The author shares details about the history and his personal experiences in the Korean DMZ War that form the backdrop for his novel.
The Korean War ended in 1953 with an armistice dividing the combatants along an east-west line called the MDL (military demarcation line) with a two-kilometer buffer to either side. This four-kilometer swath across the Korean peninsula is called the DMZ (demilitarized zone). The US army took responsibility for the westernmost sector of the DMZ (south of the MDL), which included Panmunjom and the JSA (joint security area).

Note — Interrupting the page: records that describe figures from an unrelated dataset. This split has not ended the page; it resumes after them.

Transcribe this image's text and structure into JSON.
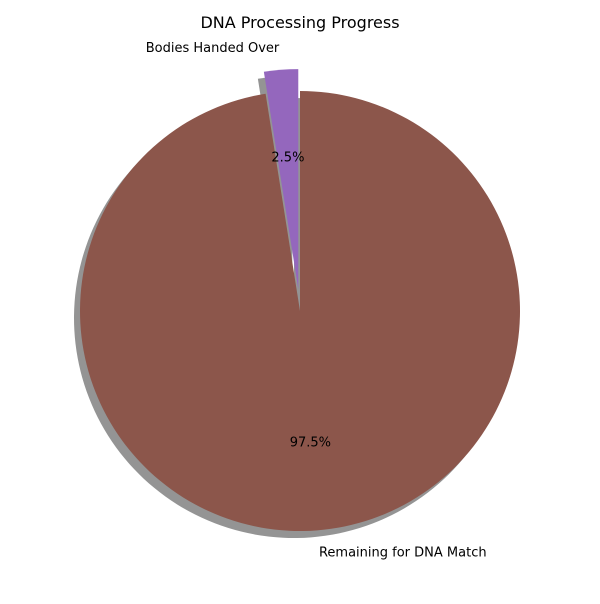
{
  "chart_data": {
    "type": "pie",
    "title": "DNA Processing Progress",
    "slices": [
      {
        "label": "Bodies Handed Over",
        "value": 2.5,
        "pct_label": "2.5%",
        "color": "#9467bd",
        "exploded": true
      },
      {
        "label": "Remaining for DNA Match",
        "value": 97.5,
        "pct_label": "97.5%",
        "color": "#8c564b",
        "exploded": false
      }
    ],
    "start_angle_deg": 90,
    "direction": "counterclockwise",
    "shadow": true,
    "legend": "none"
  }
}
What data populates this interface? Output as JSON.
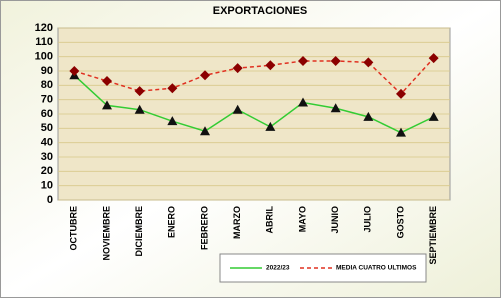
{
  "chart_data": {
    "type": "line",
    "title": "EXPORTACIONES",
    "categories": [
      "OCTUBRE",
      "NOVIEMBRE",
      "DICIEMBRE",
      "ENERO",
      "FEBRERO",
      "MARZO",
      "ABRIL",
      "MAYO",
      "JUNIO",
      "JULIO",
      "GOSTO",
      "SEPTIEMBRE"
    ],
    "series": [
      {
        "name": "2022/23",
        "color": "#33cc33",
        "values": [
          87,
          66,
          63,
          55,
          48,
          63,
          51,
          68,
          64,
          58,
          47,
          58
        ]
      },
      {
        "name": "MEDIA CUATRO ULTIMOS",
        "color": "#e03020",
        "values": [
          90,
          83,
          76,
          78,
          87,
          92,
          94,
          97,
          97,
          96,
          74,
          99
        ]
      }
    ],
    "ylim": [
      0,
      120
    ],
    "yticks": [
      0,
      10,
      20,
      30,
      40,
      50,
      60,
      70,
      80,
      90,
      100,
      110,
      120
    ],
    "grid": true
  }
}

The mid-1960s saw a major uptick of incidents in the DMZ, as US and ROK (Republic of Korea) forces became involved in Vietnam. This little-known piece of history is called the Korean DMZ Conflict or the Second Korean War. Egregious incidents included the Blue House raid (called the January 21 incident in South Korea) and the Pueblo incident, both occurring in January 1968 (same month as the start of the Tet offensive in Vietnam). For a definitive account and analysis of the Korean DMZ Conflict, see Bolger, Daniel (1991), Scenes from an Unfinished War: Low intensity conflict in Korea 1966–1969, Diane Publishing Co. ISBN 978-0-7881-1208-9.

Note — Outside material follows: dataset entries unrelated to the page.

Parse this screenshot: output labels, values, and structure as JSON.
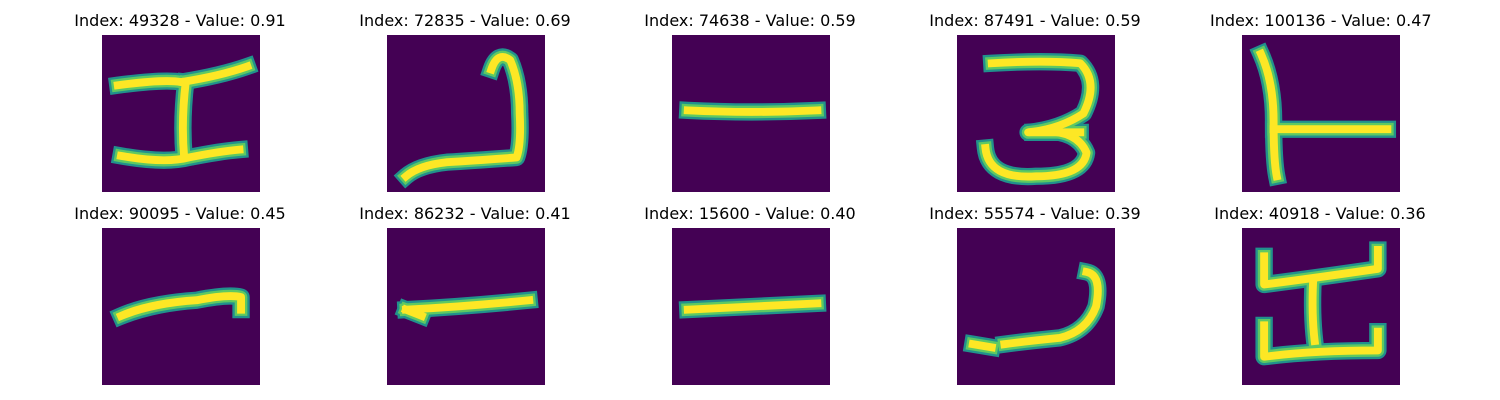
{
  "colors": {
    "background": "#440154",
    "stroke_edge": "#21918c",
    "stroke_mid": "#5ec962",
    "stroke_core": "#fde725"
  },
  "panels": [
    {
      "title": "Index: 49328 - Value: 0.91"
    },
    {
      "title": "Index: 72835 - Value: 0.69"
    },
    {
      "title": "Index: 74638 - Value: 0.59"
    },
    {
      "title": "Index: 87491 - Value: 0.59"
    },
    {
      "title": "Index: 100136 - Value: 0.47"
    },
    {
      "title": "Index: 90095 - Value: 0.45"
    },
    {
      "title": "Index: 86232 - Value: 0.41"
    },
    {
      "title": "Index: 15600 - Value: 0.40"
    },
    {
      "title": "Index: 55574 - Value: 0.39"
    },
    {
      "title": "Index: 40918 - Value: 0.36"
    }
  ]
}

On January 24, 1968, my unit, 1st battalion 23rd infantry, had deployed along the road running north from Pobwon-ni and Seoul, as part of a large-scale effort to run down the North Korean commandos involved in the Blue House raid. At the time, I was the XO (executive officer) of Company A, and, as such, ran to wherever the action was—usually arriving a few minutes late, took out patrols, and otherwise contributed to the fog. Company A and the recon platoon killed two commandos that night with a loss of one killed and one wounded.
My novel centers on the Blue House raid but encompasses the whole of the DMZ soldier’s experience during that period with glimpses into the lives of the South Korean population and the conduct of the North Korean commandos. Place names, unit names, and historical events are real. However, plot and cast are fictional: there is no one-to-one correspondence between a character in the story and a real person, except for several known historical characters.